Powering these components is typically one or two small batteries. There are also wireless sensors utilized in applications that use a constant, wired power source and do not use batteries as a power source. This type of wireless sensor is not considered in this paper.
Figure 1:Berkeley’s SmartDust [PI01] Crossbow’s Mica mote (appx. 60 mm across) [XB10]
In an external environment where the power source is batteries, which this paper will concentrate on, wireless sensors are placed in an area of interest that is to be monitored, either in a random or known fashion. The sensors self-organize themselves in a radio network using a routing algorithm, monitor the area for whatever parameter it was designed to monitor, and transmit the data to a central node, sometimes called a base station, or sink node, that collects the data from all of the sensors. This node may be the same as the other nodes, or because of its increased requirements, may be a more sophisticated node with increased power. The unique advantage of wireless sensors is that they may be deployed in an environment for extended periods of time, continuously monitoring the environment, without the need for human interaction or operation. This, however, establishes the power source as the limiting component of the sensor.

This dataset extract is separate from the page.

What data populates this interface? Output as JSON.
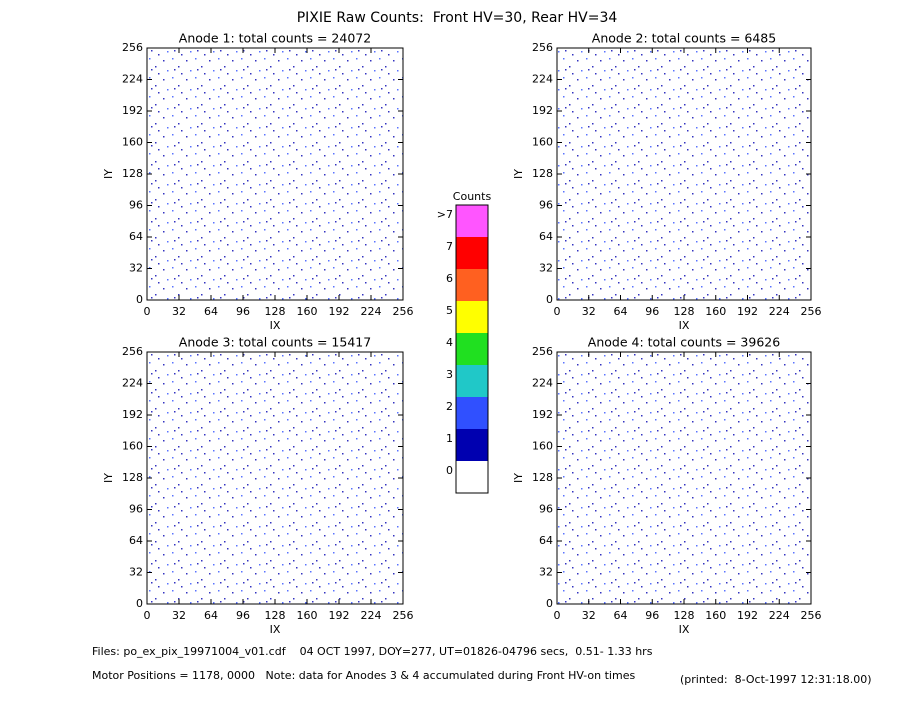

1.2 Research Goal: Demonstrating Advantages of Reducing Coverage
Thus introduces the tradeoff between power and coverage in wireless sensor networks. A system of wireless sensor nodes organized into a network may turn on every node for maximum coverage, sometimes introducing redundant coverage over an area, and the lifetime of the system will be minimized. Maximum, redundant coverage may be appropriate and desired in some applications, such as using tiny sensor nodes to monitor a critical health situation in humans, and also in situations where replacement of the batteries is possible when power is completely depleted. Maximum, redundant coverage may also be desirable in applications using rugged, environment sensor nodes for monitoring a strategic military scenario for a known duration of time. In these examples, the lifetime of the system is not maximized, and this is an entirely acceptable consequence. At the other end of the spectrum, however, there are applications where maximum, redundant coverage is not the paramount consideration. A reduced coverage scheme may be wholly acceptable, as a tradeoff for vastly extending the lifetime of the system. For example, any phenomenon that is not too divergent throughout an area; events, phenomenon that are somewhat continuous and one event at one point is not drastically different than the same monitored event at an adjacent point. Put another way, in applications where the tradeoff of coverage to gain extended system lifetime does not have drastic negative consequences. Some examples of these types of phenomenon are temperature, light, sound, atmospheric conditions.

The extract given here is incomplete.